Я их не винил — я давал повод для такого отношения. Да, у меня в самом деле ничего не выходило, не хватало сноровки, сил и здоровья. Но и нехватка здоровья, будучи признана, не примирила бы ребят со мной, ибо она в тех условиях была преимуществом, даже привилегией: в перспективе могла от фронта освободить, сберечь жизнь. Как же тут было не заподозрить хитрость!
Тем более что слабость моя не была тотальной. Таскать тяжести, подставляя плечо, я вполне мог. Правда, когда на мучном складе на меня наваливали пятипудовый мешок, я просто не мог устоять на ногах. Но в принципе плечи мои могли кое-что вынести. Я мог, например, таскать бревна. И когда нас посылали в лес за дровами, я притаскивал оттуда никак не меньше других. Я старался как бы компенсировать то, что делать не мог. Но это было скорей подозрительно: почему так? Все это духовно сбивало с ног, подавляло и рождало твердое убеждение, что на войне меня, такого никчемного, убьют в первый же день, и без всякой пользы. Появились у меня даже “трогательные” жалостные стихи на эту тему, не помню, тогда или чуть позже я их написал. Привожу их исключительно как факт биографии:
Что для сводки могло в этот день перестрелки случиться?
Фронт был тверд, и никто из врагов не подался назад.
Не писать же о том, что погибла одна единица —
Рядовой, никому не известный неловкий солдат.
Просто пуля вошла, оборвала все мысли, желанья...
Оборвала начатки каких-то несказанных слов,
И осталась от жизни, от всех ее переживаний
Фотокарточка девушки в маленьком томе стихов.
Дальше не помню. Кончались стихи так:
Этот день не был в сводках отмечен особой печалью.
Были дни за войну — они большей печали полны.
Лишь старушка одна, затерявшись в России, считала
Этот день самым черным за долгие годы войны.
Стихи эти не входили ни в один из моих сборников — ни в России, ни в эмиграции. И не войдут. Конечно, в чем-то они близки к банальности тех лет. Да и рифма “печалью — считала”, прямо скажем, не очевидна (хотя “ч” как-то выручает), но в основном я их не публиковал не поэтому. Мне вскоре и навсегда стало чуждо это подчеркивание интеллигентности (фотография девушки в томике стихов) и жалостливый тон задавленного человека. По моим взглядам и ощущению это противоречит поэзии, мельчит и подменяет ее.

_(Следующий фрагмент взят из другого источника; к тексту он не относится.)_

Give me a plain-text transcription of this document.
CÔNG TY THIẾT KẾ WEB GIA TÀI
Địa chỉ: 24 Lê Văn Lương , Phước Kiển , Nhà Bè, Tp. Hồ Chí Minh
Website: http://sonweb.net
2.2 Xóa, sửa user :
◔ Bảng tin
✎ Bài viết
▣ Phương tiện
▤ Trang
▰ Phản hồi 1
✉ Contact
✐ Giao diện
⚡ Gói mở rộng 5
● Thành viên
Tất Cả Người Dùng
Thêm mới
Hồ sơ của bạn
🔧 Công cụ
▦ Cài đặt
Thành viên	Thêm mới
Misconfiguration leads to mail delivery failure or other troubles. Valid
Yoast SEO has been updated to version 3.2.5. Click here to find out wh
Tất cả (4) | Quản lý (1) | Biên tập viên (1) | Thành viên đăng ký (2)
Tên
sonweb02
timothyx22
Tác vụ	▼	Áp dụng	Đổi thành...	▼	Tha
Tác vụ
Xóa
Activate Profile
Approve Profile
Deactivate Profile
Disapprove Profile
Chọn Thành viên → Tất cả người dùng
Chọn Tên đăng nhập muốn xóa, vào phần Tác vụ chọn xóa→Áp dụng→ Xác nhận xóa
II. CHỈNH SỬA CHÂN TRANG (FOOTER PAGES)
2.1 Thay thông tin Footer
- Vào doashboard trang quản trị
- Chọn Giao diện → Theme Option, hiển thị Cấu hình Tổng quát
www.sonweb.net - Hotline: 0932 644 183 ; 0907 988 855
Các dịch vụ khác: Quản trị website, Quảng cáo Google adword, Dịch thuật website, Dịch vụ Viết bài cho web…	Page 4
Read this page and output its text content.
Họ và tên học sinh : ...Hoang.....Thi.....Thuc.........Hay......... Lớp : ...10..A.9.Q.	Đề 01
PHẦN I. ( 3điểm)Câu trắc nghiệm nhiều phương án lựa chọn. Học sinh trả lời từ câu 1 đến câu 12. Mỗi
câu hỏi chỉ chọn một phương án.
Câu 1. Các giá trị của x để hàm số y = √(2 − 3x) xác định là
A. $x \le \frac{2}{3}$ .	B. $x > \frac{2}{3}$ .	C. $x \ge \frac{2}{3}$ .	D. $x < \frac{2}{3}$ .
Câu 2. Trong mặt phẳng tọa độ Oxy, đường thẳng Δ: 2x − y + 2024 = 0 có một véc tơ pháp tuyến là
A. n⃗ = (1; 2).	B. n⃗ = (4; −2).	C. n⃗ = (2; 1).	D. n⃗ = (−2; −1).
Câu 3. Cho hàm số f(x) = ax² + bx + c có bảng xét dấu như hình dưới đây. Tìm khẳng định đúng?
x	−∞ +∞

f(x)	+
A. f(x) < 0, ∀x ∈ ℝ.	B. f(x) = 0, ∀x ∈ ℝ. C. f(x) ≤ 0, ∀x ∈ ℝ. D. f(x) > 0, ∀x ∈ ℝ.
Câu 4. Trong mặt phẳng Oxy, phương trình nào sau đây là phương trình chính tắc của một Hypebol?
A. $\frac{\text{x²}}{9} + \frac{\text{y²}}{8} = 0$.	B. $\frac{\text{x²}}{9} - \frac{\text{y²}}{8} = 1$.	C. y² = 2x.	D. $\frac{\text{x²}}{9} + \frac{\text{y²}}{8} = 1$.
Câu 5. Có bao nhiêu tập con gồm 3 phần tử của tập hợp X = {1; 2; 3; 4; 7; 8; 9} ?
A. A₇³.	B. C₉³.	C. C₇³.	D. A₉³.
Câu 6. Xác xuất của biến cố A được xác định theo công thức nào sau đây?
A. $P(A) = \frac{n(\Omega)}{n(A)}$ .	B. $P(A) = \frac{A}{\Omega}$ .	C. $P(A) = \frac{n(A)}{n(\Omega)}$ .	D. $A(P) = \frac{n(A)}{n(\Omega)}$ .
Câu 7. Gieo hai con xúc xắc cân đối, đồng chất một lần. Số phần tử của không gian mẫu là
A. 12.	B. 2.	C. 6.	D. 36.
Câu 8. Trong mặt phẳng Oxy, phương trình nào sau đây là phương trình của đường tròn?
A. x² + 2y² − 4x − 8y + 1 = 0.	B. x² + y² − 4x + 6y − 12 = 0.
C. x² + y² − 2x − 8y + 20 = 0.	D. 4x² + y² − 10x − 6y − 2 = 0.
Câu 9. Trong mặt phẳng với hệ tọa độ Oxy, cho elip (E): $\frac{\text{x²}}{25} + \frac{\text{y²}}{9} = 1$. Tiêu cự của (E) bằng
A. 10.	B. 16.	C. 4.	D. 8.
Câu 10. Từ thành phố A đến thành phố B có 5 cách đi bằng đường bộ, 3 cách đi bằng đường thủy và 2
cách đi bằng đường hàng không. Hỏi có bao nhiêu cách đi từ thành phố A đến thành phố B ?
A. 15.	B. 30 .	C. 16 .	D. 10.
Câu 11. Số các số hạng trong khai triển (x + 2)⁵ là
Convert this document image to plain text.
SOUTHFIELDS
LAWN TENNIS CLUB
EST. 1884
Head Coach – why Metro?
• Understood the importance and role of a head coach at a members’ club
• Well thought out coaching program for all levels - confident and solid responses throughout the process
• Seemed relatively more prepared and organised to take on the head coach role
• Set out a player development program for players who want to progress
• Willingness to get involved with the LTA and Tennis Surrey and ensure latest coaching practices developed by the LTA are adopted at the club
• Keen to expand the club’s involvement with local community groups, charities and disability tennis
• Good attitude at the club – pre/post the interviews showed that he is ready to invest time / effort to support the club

Дни шли один за другим, все они были тяжелы и безвыходны. Собственно, мне ведь и училище ничего хорошего не сулило. Редко что-то случалось. Например, комсомольское собрание, может, полковое, а может, даже бригадное — народу было очень много. Общей риторики я не запомнил, но в заключение выступил только что присланный к нам новый командир бригады, генерал-майор Петров, — не тот знаменитый одесско-севастопольский, но тоже генерал, тоже фронтовик и тоже Петров. Речь его была странной смесью здравого смысла и дикости. Начал он с ностальгического восхваления старой армии (с бунта против которой, надо думать, и началась его карьера). Возрастная ностальгия его совпала с тем, что теперь это стало, так сказать, “в струю”: боевые традиции русской армии вытаскивались из несправедливого забвения, их не только разрешалось, их полагалось чтить, и это было правильно. Но наш новый комбриг вносил в это свою интерпретацию.
— Вот, все ругают старую армию, — говорил он, — а там была дисциплина. Допустим, ефрейтор. Теперь у нас тоже ефрейторы есть. Да разве у него настоящий авторитет? Нет. В старой армии ефрейтор был большой человек. Он спал вместе с солдатами, но сапоги у него всегда блестели. И разве сам он себе их чистил? Никогда! Солдаты ему чистили. По очереди. Один за другим раньше вставали и чистили. И подшивали-пришивали что надо. Встанет — сапоги стоят блестят и все у него в порядке. А если слово скажет — закон! Я сам был ефрейтором — знаю.